A sparse semismooth Newton based augmented Lagrangian method for large-scale support vector machines

TL;DR

This paper introduces a novel sparse semismooth Newton augmented Lagrangian method tailored for large-scale support vector machines, significantly improving efficiency and convergence in high-dimensional, large-sample scenarios.

Contribution

It develops a specialized solver exploiting problem sparsity and structure, achieving faster convergence for large-scale SVM dual problems compared to existing methods.

Findings

Outperforms state-of-the-art solvers in large-scale SVMs

Leverages second-order sparsity for efficiency

Guarantees fast local convergence rate

Abstract

Support vector machines (SVMs) are successful modeling and prediction tools with a variety of applications. Previous work has demonstrated the superiority of the SVMs in dealing with the high dimensional, low sample size problems. However, the numerical difficulties of the SVMs will become severe with the increase of the sample size. Although there exist many solvers for the SVMs, only few of them are designed by exploiting the special structures of the SVMs. In this paper, we propose a highly efficient sparse semismooth Newton based augmented Lagrangian method for solving a large-scale convex quadratic programming problem with a linear equality constraint and a simple box constraint, which is generated from the dual problems of the SVMs.

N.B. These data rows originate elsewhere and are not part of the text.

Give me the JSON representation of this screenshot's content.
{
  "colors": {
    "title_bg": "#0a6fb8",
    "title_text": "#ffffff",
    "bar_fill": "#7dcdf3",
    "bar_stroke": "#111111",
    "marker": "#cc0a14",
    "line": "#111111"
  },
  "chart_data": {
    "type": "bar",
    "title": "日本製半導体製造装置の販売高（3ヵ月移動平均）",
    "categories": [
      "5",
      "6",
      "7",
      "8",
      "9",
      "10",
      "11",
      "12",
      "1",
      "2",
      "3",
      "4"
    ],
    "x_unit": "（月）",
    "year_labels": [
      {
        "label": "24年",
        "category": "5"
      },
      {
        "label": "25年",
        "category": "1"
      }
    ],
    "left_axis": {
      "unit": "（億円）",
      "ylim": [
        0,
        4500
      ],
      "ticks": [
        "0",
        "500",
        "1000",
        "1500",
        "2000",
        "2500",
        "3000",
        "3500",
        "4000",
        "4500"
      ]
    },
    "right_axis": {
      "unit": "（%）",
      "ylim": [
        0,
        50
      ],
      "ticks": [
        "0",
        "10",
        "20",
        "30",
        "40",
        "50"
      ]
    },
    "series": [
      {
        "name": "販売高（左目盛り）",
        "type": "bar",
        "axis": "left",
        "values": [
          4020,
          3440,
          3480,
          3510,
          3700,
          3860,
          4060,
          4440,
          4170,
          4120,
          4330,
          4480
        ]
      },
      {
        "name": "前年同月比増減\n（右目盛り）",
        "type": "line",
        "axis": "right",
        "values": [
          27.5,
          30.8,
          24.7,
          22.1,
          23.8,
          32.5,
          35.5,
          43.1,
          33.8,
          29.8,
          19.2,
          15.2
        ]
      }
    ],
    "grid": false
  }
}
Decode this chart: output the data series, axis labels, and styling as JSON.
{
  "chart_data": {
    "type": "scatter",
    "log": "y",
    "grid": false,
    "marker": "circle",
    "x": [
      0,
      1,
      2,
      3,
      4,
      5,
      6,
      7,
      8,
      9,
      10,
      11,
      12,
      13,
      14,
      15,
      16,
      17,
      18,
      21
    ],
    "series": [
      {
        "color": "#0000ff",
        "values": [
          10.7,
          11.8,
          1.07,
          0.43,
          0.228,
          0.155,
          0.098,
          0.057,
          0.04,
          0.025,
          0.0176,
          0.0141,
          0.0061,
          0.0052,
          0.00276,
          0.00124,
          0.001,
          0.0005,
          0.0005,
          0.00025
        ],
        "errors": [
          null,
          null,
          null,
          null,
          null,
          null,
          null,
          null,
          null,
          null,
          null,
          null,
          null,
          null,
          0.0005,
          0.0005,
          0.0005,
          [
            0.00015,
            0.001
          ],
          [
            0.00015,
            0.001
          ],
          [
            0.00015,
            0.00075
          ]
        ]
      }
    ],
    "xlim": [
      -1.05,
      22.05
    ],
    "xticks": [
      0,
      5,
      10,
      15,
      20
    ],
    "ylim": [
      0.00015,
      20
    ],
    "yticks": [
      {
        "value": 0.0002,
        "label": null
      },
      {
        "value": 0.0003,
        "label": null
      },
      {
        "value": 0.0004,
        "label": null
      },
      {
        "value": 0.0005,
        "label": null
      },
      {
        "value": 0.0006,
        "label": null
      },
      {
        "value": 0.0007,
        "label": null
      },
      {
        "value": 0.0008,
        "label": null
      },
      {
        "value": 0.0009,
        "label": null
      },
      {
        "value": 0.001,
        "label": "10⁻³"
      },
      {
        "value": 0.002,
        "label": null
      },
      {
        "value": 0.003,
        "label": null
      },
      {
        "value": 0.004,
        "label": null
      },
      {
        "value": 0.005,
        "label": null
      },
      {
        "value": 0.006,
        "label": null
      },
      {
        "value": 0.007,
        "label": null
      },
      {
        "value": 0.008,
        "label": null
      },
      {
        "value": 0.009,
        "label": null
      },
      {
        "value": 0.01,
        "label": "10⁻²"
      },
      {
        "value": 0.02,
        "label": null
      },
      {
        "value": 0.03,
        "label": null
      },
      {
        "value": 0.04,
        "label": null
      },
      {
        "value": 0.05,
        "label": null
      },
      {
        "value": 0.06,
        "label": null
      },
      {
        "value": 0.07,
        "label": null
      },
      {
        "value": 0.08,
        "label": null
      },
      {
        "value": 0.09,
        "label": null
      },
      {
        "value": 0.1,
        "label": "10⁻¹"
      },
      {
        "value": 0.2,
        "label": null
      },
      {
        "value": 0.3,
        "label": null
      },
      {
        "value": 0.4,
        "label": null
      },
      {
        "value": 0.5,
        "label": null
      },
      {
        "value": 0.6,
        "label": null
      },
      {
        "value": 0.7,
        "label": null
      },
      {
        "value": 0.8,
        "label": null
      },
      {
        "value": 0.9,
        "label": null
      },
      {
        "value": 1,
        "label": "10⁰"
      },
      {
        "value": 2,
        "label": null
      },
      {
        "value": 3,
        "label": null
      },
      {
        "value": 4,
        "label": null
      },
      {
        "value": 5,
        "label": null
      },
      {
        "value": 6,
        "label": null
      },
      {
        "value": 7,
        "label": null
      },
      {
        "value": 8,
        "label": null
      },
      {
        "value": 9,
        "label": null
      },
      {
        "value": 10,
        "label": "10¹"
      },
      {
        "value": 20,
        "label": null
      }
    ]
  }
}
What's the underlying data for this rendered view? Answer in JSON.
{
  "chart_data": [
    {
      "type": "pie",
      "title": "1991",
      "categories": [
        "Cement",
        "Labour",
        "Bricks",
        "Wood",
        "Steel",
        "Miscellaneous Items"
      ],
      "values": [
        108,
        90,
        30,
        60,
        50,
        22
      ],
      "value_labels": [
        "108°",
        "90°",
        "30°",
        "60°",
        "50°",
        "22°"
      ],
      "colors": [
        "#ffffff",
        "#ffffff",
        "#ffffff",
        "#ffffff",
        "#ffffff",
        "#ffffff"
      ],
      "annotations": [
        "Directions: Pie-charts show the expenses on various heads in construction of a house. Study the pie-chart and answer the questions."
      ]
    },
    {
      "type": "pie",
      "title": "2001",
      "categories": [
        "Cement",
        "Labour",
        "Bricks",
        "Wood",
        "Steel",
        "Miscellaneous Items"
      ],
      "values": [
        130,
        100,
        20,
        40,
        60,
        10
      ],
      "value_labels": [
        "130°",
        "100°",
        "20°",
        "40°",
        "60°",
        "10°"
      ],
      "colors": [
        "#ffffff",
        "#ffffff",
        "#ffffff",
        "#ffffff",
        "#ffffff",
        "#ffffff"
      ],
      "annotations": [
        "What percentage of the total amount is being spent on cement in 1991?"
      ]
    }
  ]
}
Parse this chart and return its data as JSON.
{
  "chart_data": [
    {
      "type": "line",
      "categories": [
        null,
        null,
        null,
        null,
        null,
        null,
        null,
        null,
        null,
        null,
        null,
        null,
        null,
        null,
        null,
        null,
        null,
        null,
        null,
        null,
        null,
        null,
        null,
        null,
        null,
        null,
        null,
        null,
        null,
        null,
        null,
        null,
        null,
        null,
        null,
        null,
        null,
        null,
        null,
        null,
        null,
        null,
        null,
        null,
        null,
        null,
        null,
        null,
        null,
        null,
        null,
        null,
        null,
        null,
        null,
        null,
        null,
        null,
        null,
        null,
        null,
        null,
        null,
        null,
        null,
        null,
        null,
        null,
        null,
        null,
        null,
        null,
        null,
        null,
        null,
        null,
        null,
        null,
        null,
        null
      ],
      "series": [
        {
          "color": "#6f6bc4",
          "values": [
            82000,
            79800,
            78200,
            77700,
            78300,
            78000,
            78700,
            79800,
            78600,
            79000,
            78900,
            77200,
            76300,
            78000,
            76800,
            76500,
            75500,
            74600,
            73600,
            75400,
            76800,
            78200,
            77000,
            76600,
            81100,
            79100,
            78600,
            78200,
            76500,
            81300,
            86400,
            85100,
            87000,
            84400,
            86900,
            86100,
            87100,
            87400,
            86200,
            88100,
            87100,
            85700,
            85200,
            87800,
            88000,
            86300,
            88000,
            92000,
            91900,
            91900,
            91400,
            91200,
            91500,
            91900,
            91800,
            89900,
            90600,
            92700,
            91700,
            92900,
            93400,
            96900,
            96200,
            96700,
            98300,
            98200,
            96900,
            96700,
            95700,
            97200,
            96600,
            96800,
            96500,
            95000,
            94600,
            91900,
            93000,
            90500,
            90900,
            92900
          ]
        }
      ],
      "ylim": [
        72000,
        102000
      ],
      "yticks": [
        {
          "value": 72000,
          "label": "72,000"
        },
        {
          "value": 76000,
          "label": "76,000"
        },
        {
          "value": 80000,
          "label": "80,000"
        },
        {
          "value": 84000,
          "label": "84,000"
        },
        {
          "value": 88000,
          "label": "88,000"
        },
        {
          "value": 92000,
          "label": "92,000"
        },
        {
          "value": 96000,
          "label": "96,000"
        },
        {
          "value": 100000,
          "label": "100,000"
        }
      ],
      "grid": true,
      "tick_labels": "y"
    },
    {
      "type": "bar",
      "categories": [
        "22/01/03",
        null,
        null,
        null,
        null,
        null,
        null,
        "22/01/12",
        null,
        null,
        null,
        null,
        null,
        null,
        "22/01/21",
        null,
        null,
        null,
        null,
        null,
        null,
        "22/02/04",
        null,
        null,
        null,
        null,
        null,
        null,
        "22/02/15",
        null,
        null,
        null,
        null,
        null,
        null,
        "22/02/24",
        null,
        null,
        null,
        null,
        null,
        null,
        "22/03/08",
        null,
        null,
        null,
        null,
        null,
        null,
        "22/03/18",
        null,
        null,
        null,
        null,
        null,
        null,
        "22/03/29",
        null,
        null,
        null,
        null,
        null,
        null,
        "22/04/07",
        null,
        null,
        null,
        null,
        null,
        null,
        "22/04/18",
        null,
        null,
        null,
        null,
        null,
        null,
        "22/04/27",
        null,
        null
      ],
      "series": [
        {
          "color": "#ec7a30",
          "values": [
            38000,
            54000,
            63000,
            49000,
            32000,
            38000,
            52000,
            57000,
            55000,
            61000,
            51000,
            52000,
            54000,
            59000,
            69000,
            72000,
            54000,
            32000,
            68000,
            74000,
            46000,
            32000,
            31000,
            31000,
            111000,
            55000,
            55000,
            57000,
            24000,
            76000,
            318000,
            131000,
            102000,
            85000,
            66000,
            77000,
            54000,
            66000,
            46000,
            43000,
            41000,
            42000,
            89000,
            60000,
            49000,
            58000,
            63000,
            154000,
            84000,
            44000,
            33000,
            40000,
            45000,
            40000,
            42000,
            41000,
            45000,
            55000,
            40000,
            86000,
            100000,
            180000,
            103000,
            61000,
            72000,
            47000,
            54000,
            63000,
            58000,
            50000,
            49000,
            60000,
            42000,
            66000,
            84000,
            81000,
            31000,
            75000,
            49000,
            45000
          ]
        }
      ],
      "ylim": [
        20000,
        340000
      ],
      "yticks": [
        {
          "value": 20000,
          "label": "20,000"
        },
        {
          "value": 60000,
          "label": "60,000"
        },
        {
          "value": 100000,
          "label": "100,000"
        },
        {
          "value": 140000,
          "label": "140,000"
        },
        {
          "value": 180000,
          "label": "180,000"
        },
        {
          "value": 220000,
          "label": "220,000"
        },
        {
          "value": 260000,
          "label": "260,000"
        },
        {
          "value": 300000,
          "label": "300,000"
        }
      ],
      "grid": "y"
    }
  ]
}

By leveraging the primal-dual error bound result, the fast local convergence rate of the augmented Lagrangian method can be guaranteed. Furthermore, by exploiting the second-order sparsity of the problem when using the semismooth Newton method,the algorithm can efficiently solve the aforementioned difficult problems. Finally, numerical comparisons demonstrate that the proposed algorithm outperforms the current state-of-the-art solvers for the large-scale SVMs.